Russia's Investigative Committee has brought charges of inciting ethnic hatred against a woman who posted links to mainstream Ukrainian documentary films and television shows about the country's current crisis on her social network pages, the woman said.
The online posts at the center of the case against Yekaterina Vologzheninova, a store clerk from the city of Yekaterinburg, just east of the Ural Mountains, presented Ukrainian views on the events, but the woman maintains that they contained nothing to provoke ethnic hatred or extremism.
"I don't know why the Investigative Committee got interested in me," she told the Open Russia news portal in an interview published Sunday. "I am not a politician or a public figure. I had previously never had any conflicts with the authorities. I have an absolutely peaceful profession: I work as a store clerk."
"I was simply interested in a viewpoint that presented an alternative to what is broadcast by Russia's national television networks, and it seems that this is what they are now trying to prosecute me for," she said.
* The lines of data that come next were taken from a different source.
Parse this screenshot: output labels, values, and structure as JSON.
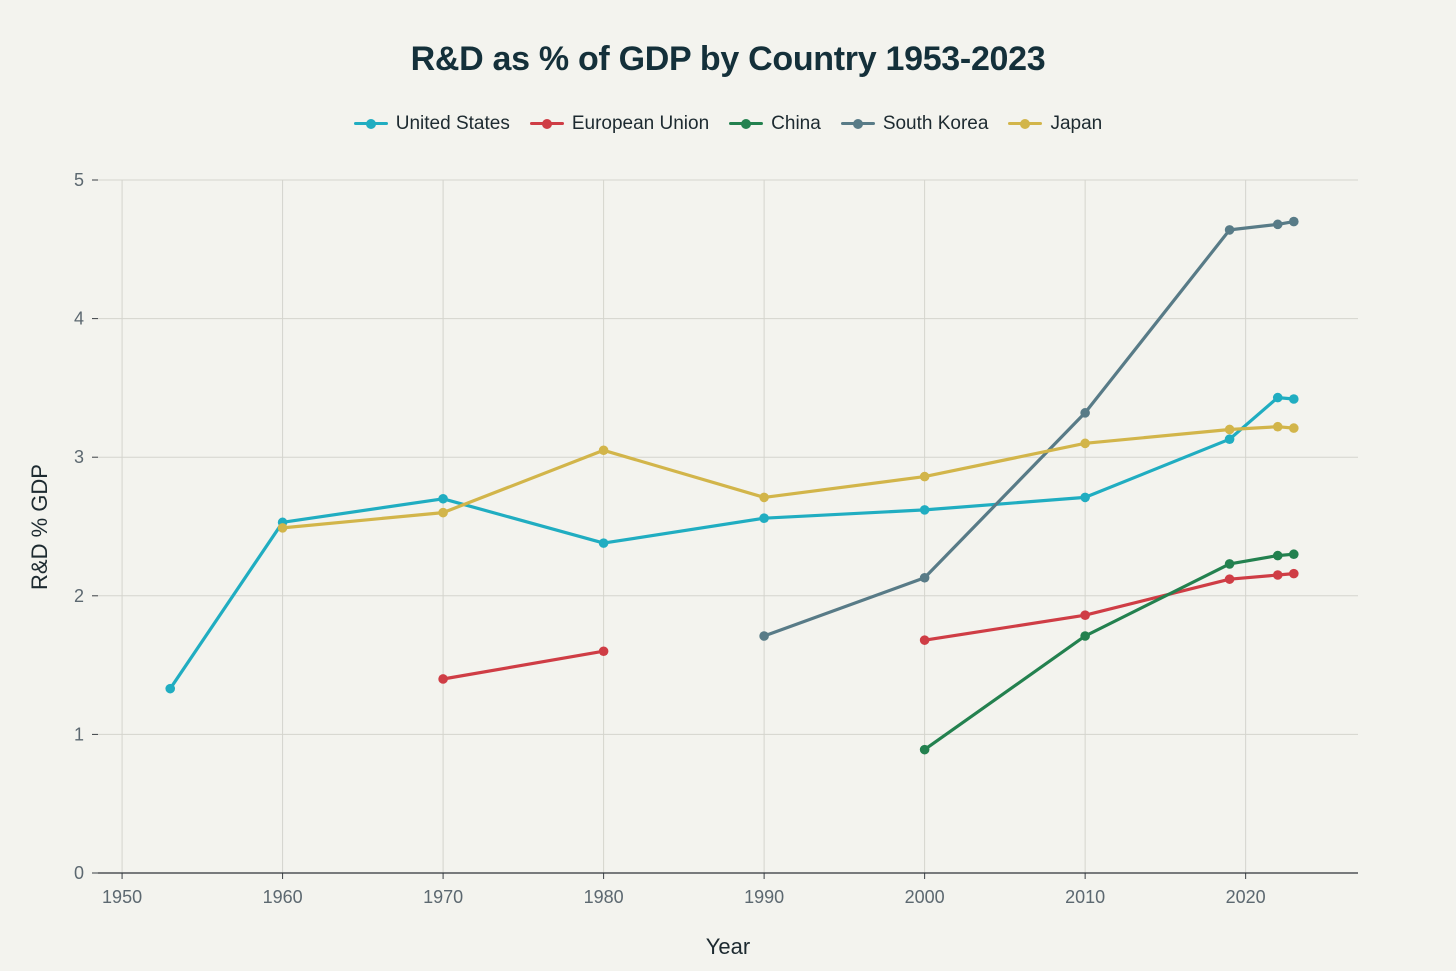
{
  "chart_data": {
    "type": "line",
    "title": "R&D as % of GDP by Country 1953-2023",
    "xlabel": "Year",
    "ylabel": "R&D % GDP",
    "xlim": [
      1948.5,
      2027
    ],
    "ylim": [
      0,
      5
    ],
    "x_ticks": [
      1950,
      1960,
      1970,
      1980,
      1990,
      2000,
      2010,
      2020
    ],
    "y_ticks": [
      0,
      1,
      2,
      3,
      4,
      5
    ],
    "grid": true,
    "legend_position": "top-center",
    "series": [
      {
        "name": "United States",
        "color": "#20adc1",
        "points": [
          [
            1953,
            1.33
          ],
          [
            1960,
            2.53
          ],
          [
            1970,
            2.7
          ],
          [
            1980,
            2.38
          ],
          [
            1990,
            2.56
          ],
          [
            2000,
            2.62
          ],
          [
            2010,
            2.71
          ],
          [
            2019,
            3.13
          ],
          [
            2022,
            3.43
          ],
          [
            2023,
            3.42
          ]
        ]
      },
      {
        "name": "European Union",
        "color": "#cf3d45",
        "points": [
          [
            1970,
            1.4
          ],
          [
            1980,
            1.6
          ],
          null,
          [
            2000,
            1.68
          ],
          [
            2010,
            1.86
          ],
          [
            2019,
            2.12
          ],
          [
            2022,
            2.15
          ],
          [
            2023,
            2.16
          ]
        ]
      },
      {
        "name": "China",
        "color": "#23814f",
        "points": [
          [
            2000,
            0.89
          ],
          [
            2010,
            1.71
          ],
          [
            2019,
            2.23
          ],
          [
            2022,
            2.29
          ],
          [
            2023,
            2.3
          ]
        ]
      },
      {
        "name": "South Korea",
        "color": "#587b87",
        "points": [
          [
            1990,
            1.71
          ],
          [
            2000,
            2.13
          ],
          [
            2010,
            3.32
          ],
          [
            2019,
            4.64
          ],
          [
            2022,
            4.68
          ],
          [
            2023,
            4.7
          ]
        ]
      },
      {
        "name": "Japan",
        "color": "#d2b54a",
        "points": [
          [
            1960,
            2.49
          ],
          [
            1970,
            2.6
          ],
          [
            1980,
            3.05
          ],
          [
            1990,
            2.71
          ],
          [
            2000,
            2.86
          ],
          [
            2010,
            3.1
          ],
          [
            2019,
            3.2
          ],
          [
            2022,
            3.22
          ],
          [
            2023,
            3.21
          ]
        ]
      }
    ]
  }
}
But Vologzheninova's online behavior appeared to stand out against Russian users' typical Internet habits: She subscribed to the online news feeds of Ukrainian nationalist groups and wrote some of her posts in Ukrainian, which is quite unusual for a Russian native.
While the Ukrainian and Russian languages are mutually comprehensible, to a degree, and most Ukrainians speak Russian, the reverse is rarely true.
When investigators arrived to search Vologzheninova's apartment last month, they seemed surprised to discover that she was a Russian citizen, the woman told Open Russia.
"Not only am I not a citizen of Ukraine, but I don't even have any Ukrainian roots," she was quoted as saying. "Investigative Committee officials then wanted to know how I came to know Ukrainian … I told them that I started to learn the language on my own, because it interests me."
Investigators also wanted to know whether Vologzheninova was a member of any nationalist organizations, she said. She denies any involvement with nationalist groups.
Among the links Vologzheninova posted was one to "The Winter that Changed Us," a film covering the political demonstrations in Ukraine that toppled the country's former Russia-backed government almost a year ago as well as protest movements in other countries.
Another link was to a Ukrainian television talk show titled "Brave Hearts" about government forces and volunteers loyal to Kiev fighting pro-Moscow separatists in eastern Ukraine.
During their search in December, investigators seized all electronic devices from Vologzheninova's apartment, including her daughter's tablet, news portal Grani.ru reported.
Investigators released Vologzheninova after she signed a pledge not to leave the city, Ekho Moskvy reported.
As reports about the case spread across social networks and Russia's independent media this weekend, investigators called Vologzheninova again, asking her to come in and sign a non-disclosure agreement, Grani.ru reported. She refused, the report said.